Хоть я и был готов к Луиджиевой враждебности, речь его глубоко уязвила и поразила, а мысль отказаться от дела, над которым я работал уже около трех с лишним лет, ужаснула меня. Я тут же стал умолять его не отказывать мне в поддержке; пусть я буду плохим мастером, пусть я никогда не достигну высоких ступеней, — я буду работать не покладая рук и хоть сумею приобрести в жизни кусок хлеба.

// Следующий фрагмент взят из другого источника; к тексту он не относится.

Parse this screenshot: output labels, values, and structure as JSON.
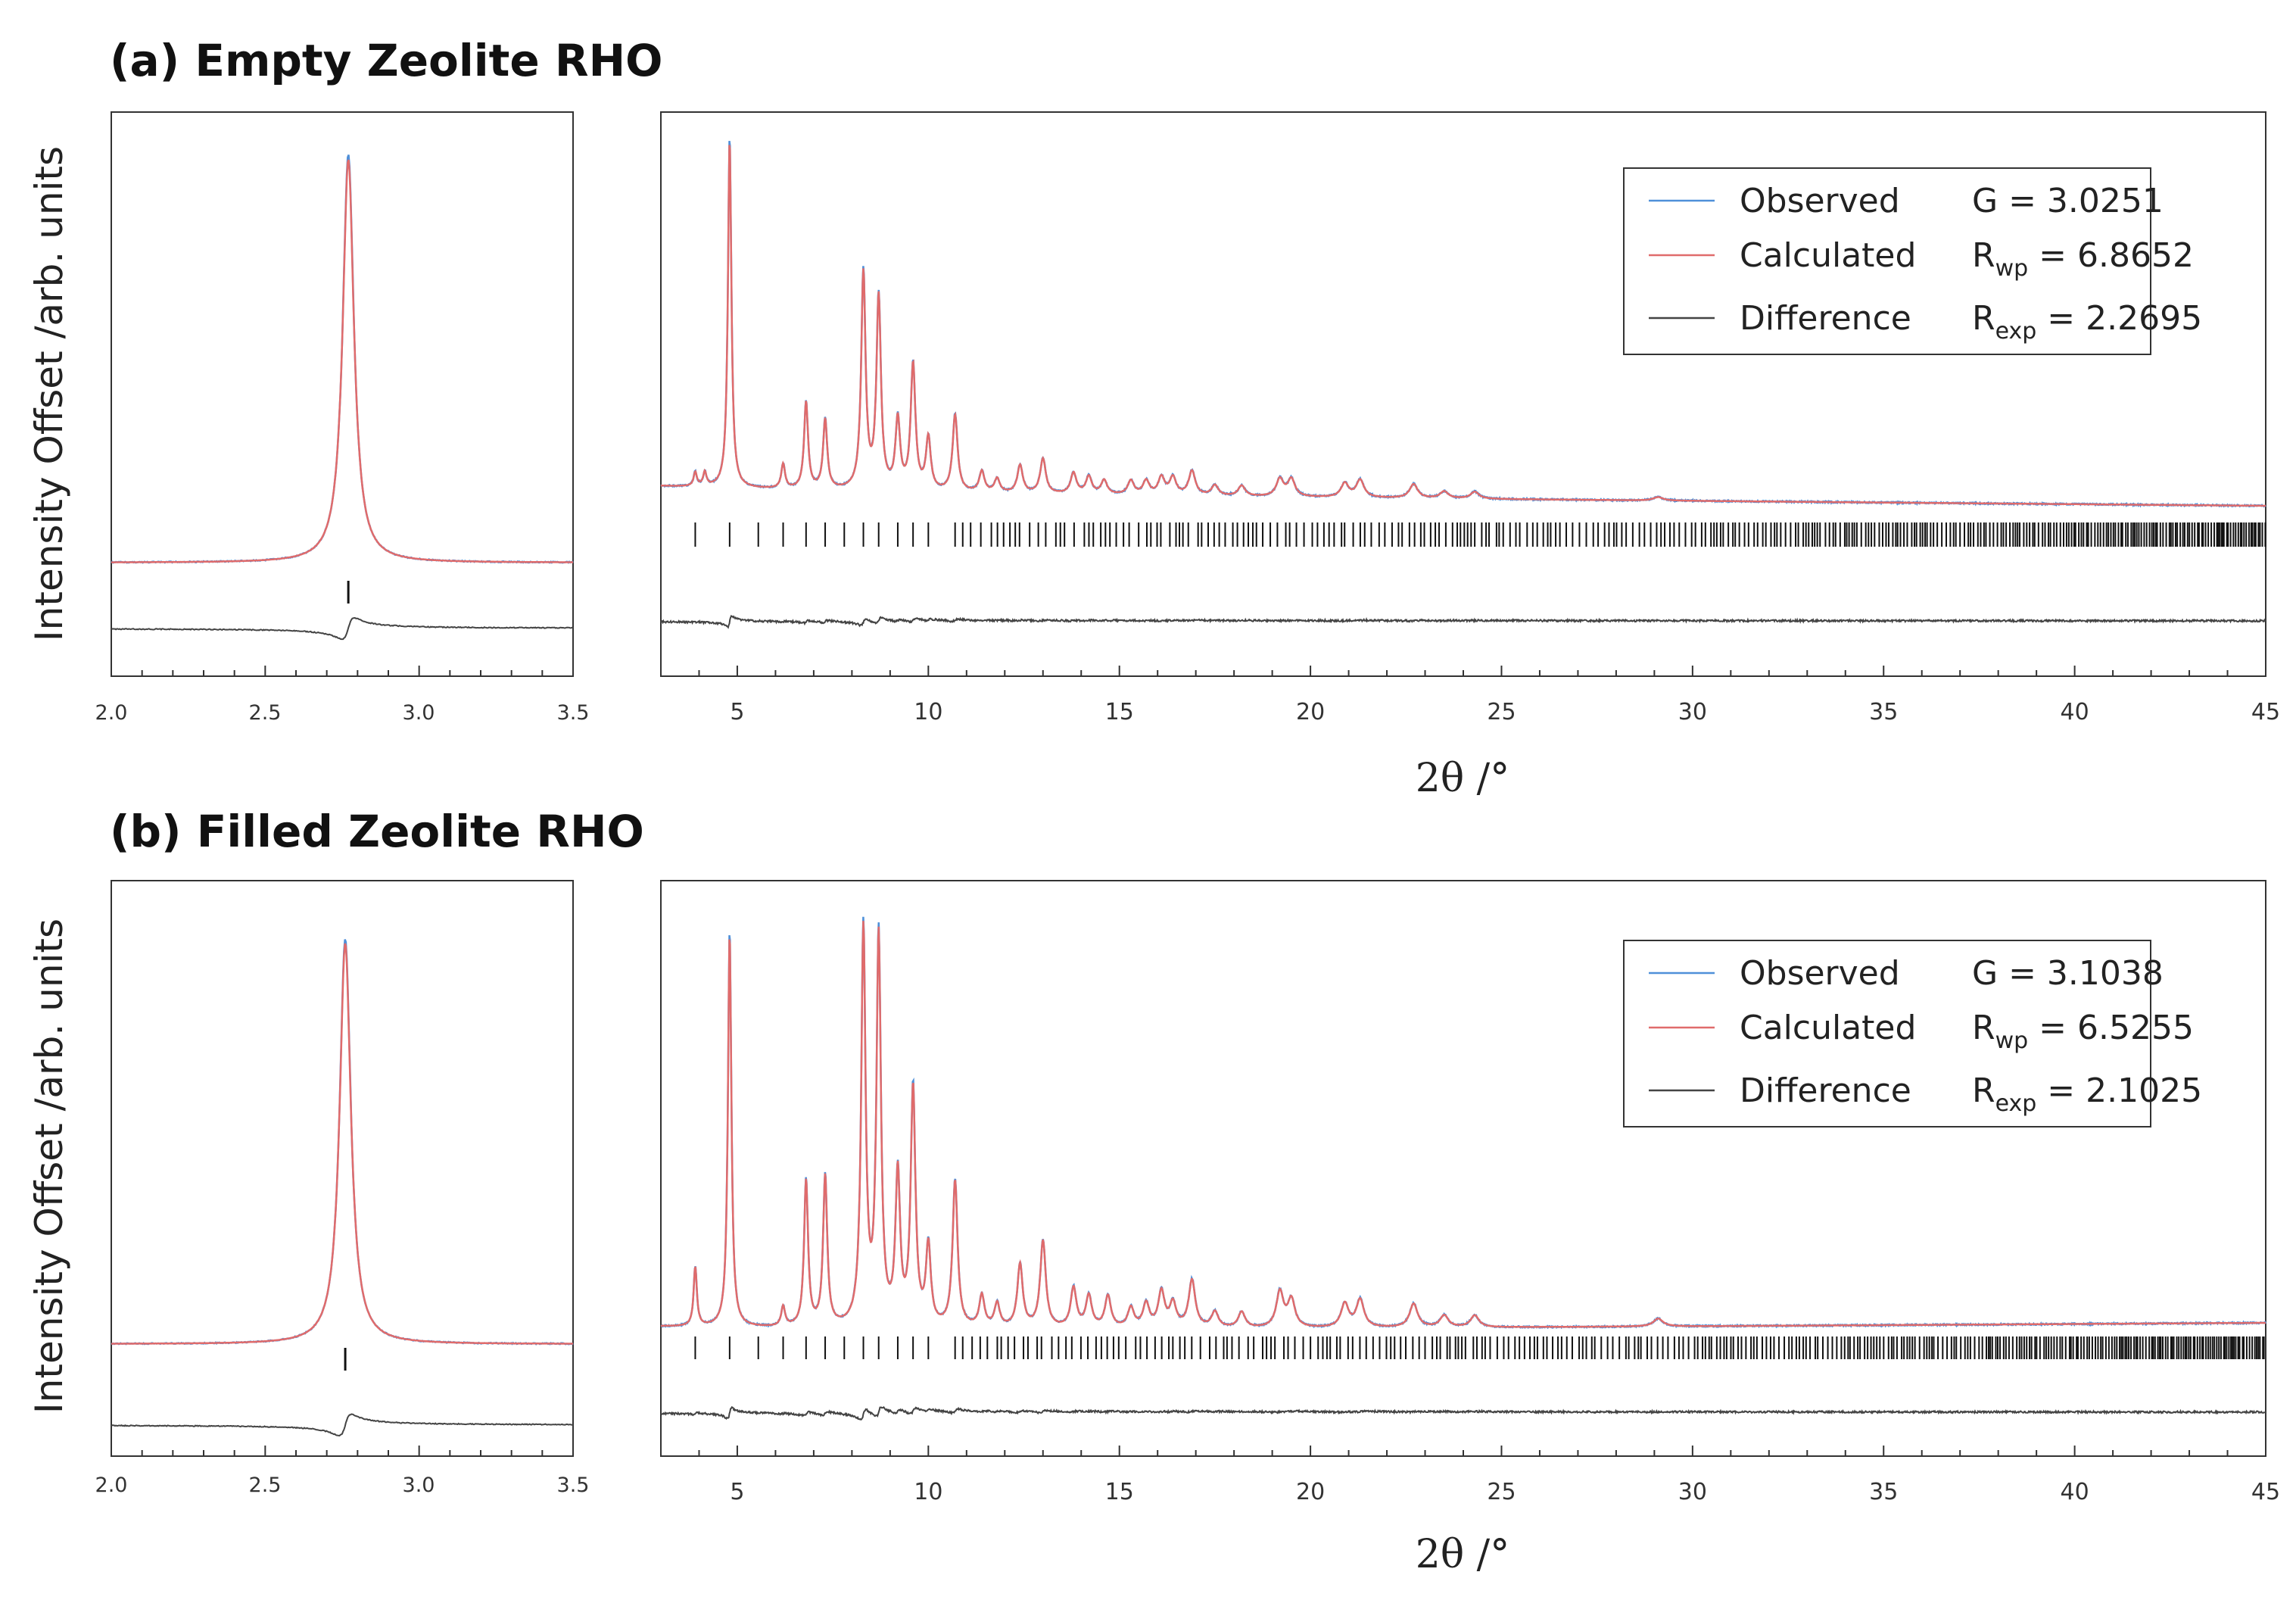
{
  "ylabel": "Intensity Offset /arb. units",
  "xlabel": "2θ /°",
  "colors": {
    "observed": "#4f90d9",
    "calculated": "#e06b6b",
    "difference": "#444444",
    "ticks": "#111111"
  },
  "chart_data": [
    {
      "panel": "a",
      "title": "(a) Empty Zeolite RHO",
      "type": "line",
      "inset": {
        "xlim": [
          2.0,
          3.5
        ],
        "xticks": [
          "2.0",
          "2.5",
          "3.0",
          "3.5"
        ],
        "peak": 2.77,
        "reflection": 2.77
      },
      "main": {
        "xlim": [
          3,
          45
        ],
        "xticks": [
          "5",
          "10",
          "15",
          "20",
          "25",
          "30",
          "35",
          "40",
          "45"
        ],
        "peaks": [
          [
            3.9,
            0.04
          ],
          [
            4.15,
            0.04
          ],
          [
            4.8,
            1.0
          ],
          [
            6.2,
            0.07
          ],
          [
            6.8,
            0.25
          ],
          [
            7.3,
            0.2
          ],
          [
            8.3,
            0.62
          ],
          [
            8.7,
            0.55
          ],
          [
            9.2,
            0.2
          ],
          [
            9.6,
            0.36
          ],
          [
            10.0,
            0.15
          ],
          [
            10.7,
            0.22
          ],
          [
            11.4,
            0.06
          ],
          [
            11.8,
            0.04
          ],
          [
            12.4,
            0.08
          ],
          [
            13.0,
            0.1
          ],
          [
            13.8,
            0.06
          ],
          [
            14.2,
            0.05
          ],
          [
            14.6,
            0.04
          ],
          [
            15.3,
            0.04
          ],
          [
            15.7,
            0.04
          ],
          [
            16.1,
            0.05
          ],
          [
            16.4,
            0.05
          ],
          [
            16.9,
            0.07
          ],
          [
            17.5,
            0.03
          ],
          [
            18.2,
            0.03
          ],
          [
            19.2,
            0.05
          ],
          [
            19.5,
            0.05
          ],
          [
            20.9,
            0.04
          ],
          [
            21.3,
            0.05
          ],
          [
            22.7,
            0.04
          ],
          [
            23.5,
            0.02
          ],
          [
            24.3,
            0.02
          ],
          [
            29.1,
            0.01
          ]
        ],
        "reflections": [
          3.9,
          4.8,
          5.55,
          6.2,
          6.8,
          7.3,
          7.8,
          8.3,
          8.7,
          9.2,
          9.6,
          10.0,
          10.7
        ],
        "dense_start": 10.9
      },
      "legend": [
        {
          "label": "Observed",
          "stat": "G = 3.0251"
        },
        {
          "label": "Calculated",
          "stat_main": "R",
          "stat_sub": "wp",
          "stat_rest": " = 6.8652"
        },
        {
          "label": "Difference",
          "stat_main": "R",
          "stat_sub": "exp",
          "stat_rest": " = 2.2695"
        }
      ]
    },
    {
      "panel": "b",
      "title": "(b) Filled Zeolite RHO",
      "type": "line",
      "inset": {
        "xlim": [
          2.0,
          3.5
        ],
        "xticks": [
          "2.0",
          "2.5",
          "3.0",
          "3.5"
        ],
        "peak": 2.76,
        "reflection": 2.76
      },
      "main": {
        "xlim": [
          3,
          45
        ],
        "xticks": [
          "5",
          "10",
          "15",
          "20",
          "25",
          "30",
          "35",
          "40",
          "45"
        ],
        "peaks": [
          [
            3.9,
            0.15
          ],
          [
            4.8,
            1.0
          ],
          [
            6.2,
            0.05
          ],
          [
            6.8,
            0.37
          ],
          [
            7.3,
            0.38
          ],
          [
            8.3,
            1.0
          ],
          [
            8.7,
            0.98
          ],
          [
            9.2,
            0.38
          ],
          [
            9.6,
            0.6
          ],
          [
            10.0,
            0.2
          ],
          [
            10.7,
            0.37
          ],
          [
            11.4,
            0.08
          ],
          [
            11.8,
            0.06
          ],
          [
            12.4,
            0.16
          ],
          [
            13.0,
            0.22
          ],
          [
            13.8,
            0.1
          ],
          [
            14.2,
            0.08
          ],
          [
            14.7,
            0.08
          ],
          [
            15.3,
            0.05
          ],
          [
            15.7,
            0.06
          ],
          [
            16.1,
            0.09
          ],
          [
            16.4,
            0.06
          ],
          [
            16.9,
            0.12
          ],
          [
            17.5,
            0.04
          ],
          [
            18.2,
            0.04
          ],
          [
            19.2,
            0.09
          ],
          [
            19.5,
            0.07
          ],
          [
            20.9,
            0.06
          ],
          [
            21.3,
            0.07
          ],
          [
            22.7,
            0.06
          ],
          [
            23.5,
            0.03
          ],
          [
            24.3,
            0.03
          ],
          [
            29.1,
            0.02
          ]
        ],
        "reflections": [
          3.9,
          4.8,
          5.55,
          6.2,
          6.8,
          7.3,
          7.8,
          8.3,
          8.7,
          9.2,
          9.6,
          10.0,
          10.7
        ],
        "dense_start": 10.9
      },
      "legend": [
        {
          "label": "Observed",
          "stat": "G = 3.1038"
        },
        {
          "label": "Calculated",
          "stat_main": "R",
          "stat_sub": "wp",
          "stat_rest": " = 6.5255"
        },
        {
          "label": "Difference",
          "stat_main": "R",
          "stat_sub": "exp",
          "stat_rest": " = 2.1025"
        }
      ]
    }
  ]
}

— Я не гоню тебя, — сказал он мне на это. — Но я лишь предупреждаю о том, что по чести считаю нужным. И до тех пор, пока я тебе не разрешу, ты не должен кому-либо показывать свою работу.
Я понял, что выиграл время, и не настаивал на большем. Уже на многое открылись мои глаза, уже давно я дал себе отчет в причинах моей злосчастной судьбы. Мне стало ясно, что тщеславие, толкнувшее некогда Луиджи на то, чтобы взять себе ученика, скоро уступило место зависти и ревнивому чувству, которое подсказывало ему беречь про себя приемы мастерства. Он чувствовал себя одиноким среди других мастеров, людей благочестивых и богобоязненных, и, очевидно, думал когда-то, что найдет во мне податливого исполнителя всех своих тайных и злостных целей, и, прикрываясь речами о помощи сироте, он старался привить мне безбожное и греховное отношение к искусству. Потом он увидел, что, как ни был я незрел, но меня не удастся сбить с христианского пути и залучить в свой лагерь. Он понял это скоро и возненавидел меня, а я по простоте душевной не замечал этого и все еще верил в его искренность и правдивость, тогда как он делал все, чтобы не дать мне овладеть ремеслом. Теперь он уже не скрывал своего намерения освободиться от меня, и его останавливала, очевидно, только боязнь осуждения людей, которые поняли бы это как его неумение обучить подмастерье. Целей его я все еще не понимал, но уже ясно чувствовал в запутанности его речей, в недосказанных мыслях, в грубой простоте, которой он любил иной раз щеголять, скрывая истинное свое лицо, в странном значке на этикетке, во всем его отношении к жизни, как далеки и чужды эти цели верующему человеку, как близки они ереси и даже более того — к тайному учению, к службе нечистому.